Ricardo no sintió un llamado puntual para ubicar su presente en el Seminario Nacional. Creció siendo el menor de tres hijos en una familia no demasiado religiosa. Hoy sus hermanos están casados y tienen hijos, “y yo aquí en el seminario, a falta de un año para terminar, después de que la vida diera muchas vueltas”.
Lo más cercano a un punto de contacto con Dios en su infancia fueron las transmisiones del rosario en Radio Rumbo, en una capilla cercana a su casa. Después, entró al colegio y el sacerdocio ni siquiera fue una opción, pues su mente se concentraba en estudiar historia y leyes.
Ricardo ingresó a la Universidad de Costa Rica hace quince años, tuvo un largo noviazgo en aquel tiempo, se mudó de la facultad de historia a la de derecho, consiguió amigos cercanos y veía venir
un futuro exitoso financieramente, pues trabajos bien remunerados se asomaban una vez saliera de la escuela de leyes.
“Y así fue para mis compañeros de generación. Estos amigos son exitosos, son jueces en la corte, otros tienen buenos puestos en el Ministerio de Economía o en la empresa privada. El caso atípico de todos ellos fui yo y es algo que les cuesta mucho entender: ¿qué fue lo que pasó conmigo?, se preguntan”.
Para aquel momento, Ricardo tenía entre sus amigos frecuentes algunos sacerdotes. Era una señal que hubiese podido disminuir la sorpresa pero, al momento de confesar en casa que deseaba cambiar la hoja de ruta de su vida, el impacto fue inevitable. Hace seis años debió sentarse con su familia para decirles que dejaría atrás la posibilidad de una maestría y el chance de conseguir un trabajo bien pagado.
“Mis hermanos y mi papá me apoyaron de inmediato, pero con mi mamá es más difícil. Mi mamá es mi mamá y ella me ama y entiende, pero siempre me dice ‘bueno, aquí esta su casa usted sabe’, como diciendo ‘cuando quiera venirse, vuelva’”, dice Ricardo con una leve sonrisa.
Con la mente cargada de mucha información por procesar, Ricardo ingresó al centro de formación ubicado en La Garita para su primer año como seminarista. Allí se topó con 50 compañeros de los cuales ahora solo quedan diez, a falta de un año para ordenarse.
Esta es una cifra no tan lejana a la norma del último lustro: en el 2015 se ordenaron trece curas, en el 2016 fueron doce, al año siguiente once, en el 2016 fueron dieciséis y este año se proyectan ocho nuevos sacerdotes.
Poco a poco algunos de los seminaristas fueron saliendo del centro, entre ellos el propio Ricardo.
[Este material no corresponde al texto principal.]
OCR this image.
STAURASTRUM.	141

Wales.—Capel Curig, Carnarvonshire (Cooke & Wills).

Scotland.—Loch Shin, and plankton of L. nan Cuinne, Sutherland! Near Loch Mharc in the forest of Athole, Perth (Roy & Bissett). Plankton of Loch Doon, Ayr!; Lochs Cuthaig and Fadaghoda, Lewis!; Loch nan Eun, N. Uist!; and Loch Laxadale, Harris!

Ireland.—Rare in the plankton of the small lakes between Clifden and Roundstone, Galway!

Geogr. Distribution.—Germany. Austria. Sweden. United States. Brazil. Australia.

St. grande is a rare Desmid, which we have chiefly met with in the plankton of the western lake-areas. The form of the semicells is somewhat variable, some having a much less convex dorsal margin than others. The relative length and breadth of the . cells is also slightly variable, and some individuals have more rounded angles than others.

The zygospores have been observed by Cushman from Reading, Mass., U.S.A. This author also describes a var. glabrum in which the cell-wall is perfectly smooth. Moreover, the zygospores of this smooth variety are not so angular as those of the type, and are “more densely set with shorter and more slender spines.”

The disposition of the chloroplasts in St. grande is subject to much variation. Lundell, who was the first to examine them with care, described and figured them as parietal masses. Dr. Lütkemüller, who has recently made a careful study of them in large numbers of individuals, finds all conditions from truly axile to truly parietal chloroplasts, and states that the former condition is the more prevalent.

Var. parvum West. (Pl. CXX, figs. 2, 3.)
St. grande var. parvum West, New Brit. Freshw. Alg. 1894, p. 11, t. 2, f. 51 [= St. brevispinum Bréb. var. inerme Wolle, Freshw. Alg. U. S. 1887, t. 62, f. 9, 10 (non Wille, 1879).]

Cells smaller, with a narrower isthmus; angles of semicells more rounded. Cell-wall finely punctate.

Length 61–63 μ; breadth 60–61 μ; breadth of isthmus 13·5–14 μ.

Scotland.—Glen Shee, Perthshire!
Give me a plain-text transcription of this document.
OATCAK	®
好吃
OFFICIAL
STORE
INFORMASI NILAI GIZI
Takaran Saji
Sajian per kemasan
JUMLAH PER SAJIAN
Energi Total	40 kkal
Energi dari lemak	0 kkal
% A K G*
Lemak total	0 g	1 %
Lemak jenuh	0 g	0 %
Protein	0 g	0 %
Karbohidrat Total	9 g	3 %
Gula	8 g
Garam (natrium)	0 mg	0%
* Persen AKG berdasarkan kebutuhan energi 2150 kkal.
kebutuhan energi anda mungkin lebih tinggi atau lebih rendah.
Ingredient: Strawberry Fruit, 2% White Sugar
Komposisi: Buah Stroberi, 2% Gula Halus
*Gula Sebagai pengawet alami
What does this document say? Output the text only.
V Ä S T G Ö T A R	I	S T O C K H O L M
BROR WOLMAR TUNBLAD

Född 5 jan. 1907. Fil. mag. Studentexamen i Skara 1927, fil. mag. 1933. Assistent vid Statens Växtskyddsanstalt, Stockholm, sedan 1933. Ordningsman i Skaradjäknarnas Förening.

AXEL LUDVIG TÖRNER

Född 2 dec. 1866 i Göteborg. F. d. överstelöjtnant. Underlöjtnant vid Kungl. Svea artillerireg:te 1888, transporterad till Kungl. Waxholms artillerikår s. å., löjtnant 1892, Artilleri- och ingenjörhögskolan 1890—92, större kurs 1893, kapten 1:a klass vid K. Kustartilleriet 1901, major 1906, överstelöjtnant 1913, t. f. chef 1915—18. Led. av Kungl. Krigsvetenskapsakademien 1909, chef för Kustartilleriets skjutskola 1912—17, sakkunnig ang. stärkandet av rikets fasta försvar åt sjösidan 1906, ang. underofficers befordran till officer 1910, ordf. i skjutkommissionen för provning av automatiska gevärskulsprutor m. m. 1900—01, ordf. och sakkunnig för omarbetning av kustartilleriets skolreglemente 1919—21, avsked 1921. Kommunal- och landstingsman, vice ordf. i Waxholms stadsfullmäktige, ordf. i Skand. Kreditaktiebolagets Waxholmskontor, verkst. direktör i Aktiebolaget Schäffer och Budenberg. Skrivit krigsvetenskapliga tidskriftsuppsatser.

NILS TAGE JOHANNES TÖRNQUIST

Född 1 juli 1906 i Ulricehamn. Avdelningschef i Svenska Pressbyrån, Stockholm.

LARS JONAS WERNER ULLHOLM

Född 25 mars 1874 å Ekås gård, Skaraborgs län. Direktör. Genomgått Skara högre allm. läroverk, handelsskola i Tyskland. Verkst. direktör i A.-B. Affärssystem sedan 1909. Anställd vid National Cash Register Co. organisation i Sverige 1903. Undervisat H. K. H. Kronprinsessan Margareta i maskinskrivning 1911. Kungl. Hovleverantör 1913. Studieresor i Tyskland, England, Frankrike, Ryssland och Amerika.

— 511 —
Tras su primer año en el Seminario Nacional, los sacerdotes le solicitaron salir por “problemas de docilidad”.
“Siempre me ha costado la obediencia, pero lógicamente no esperaba que me pidieran salir. Fue una conversación amigable que tuvimos, y me dijeron que saliera, reflexionara y si tenía la inquietud sacerdotal pues que volviera a conversar. Obviamente uno en ese momento se pregunta: ¿por qué no se me dio una oportunidad?”.
Ricardo tomó sus maletas y se fue dos años a Guatemala para pensar si ser religioso era lo suyo. Conoció una orden de frailes dominicos y cuenta que la mitad de su corazón quedó allá.
“Es difícil porque lo que topé fue algo terrible. Crimen organizado, violencia, homicidio a diario, pobreza en su máxima expresión... Pero las historias que conocí, de personas que buscaban la fe, hicieron que no me sintiera solo, porque me confirmó que todos estamos buscando un camino, un futuro”.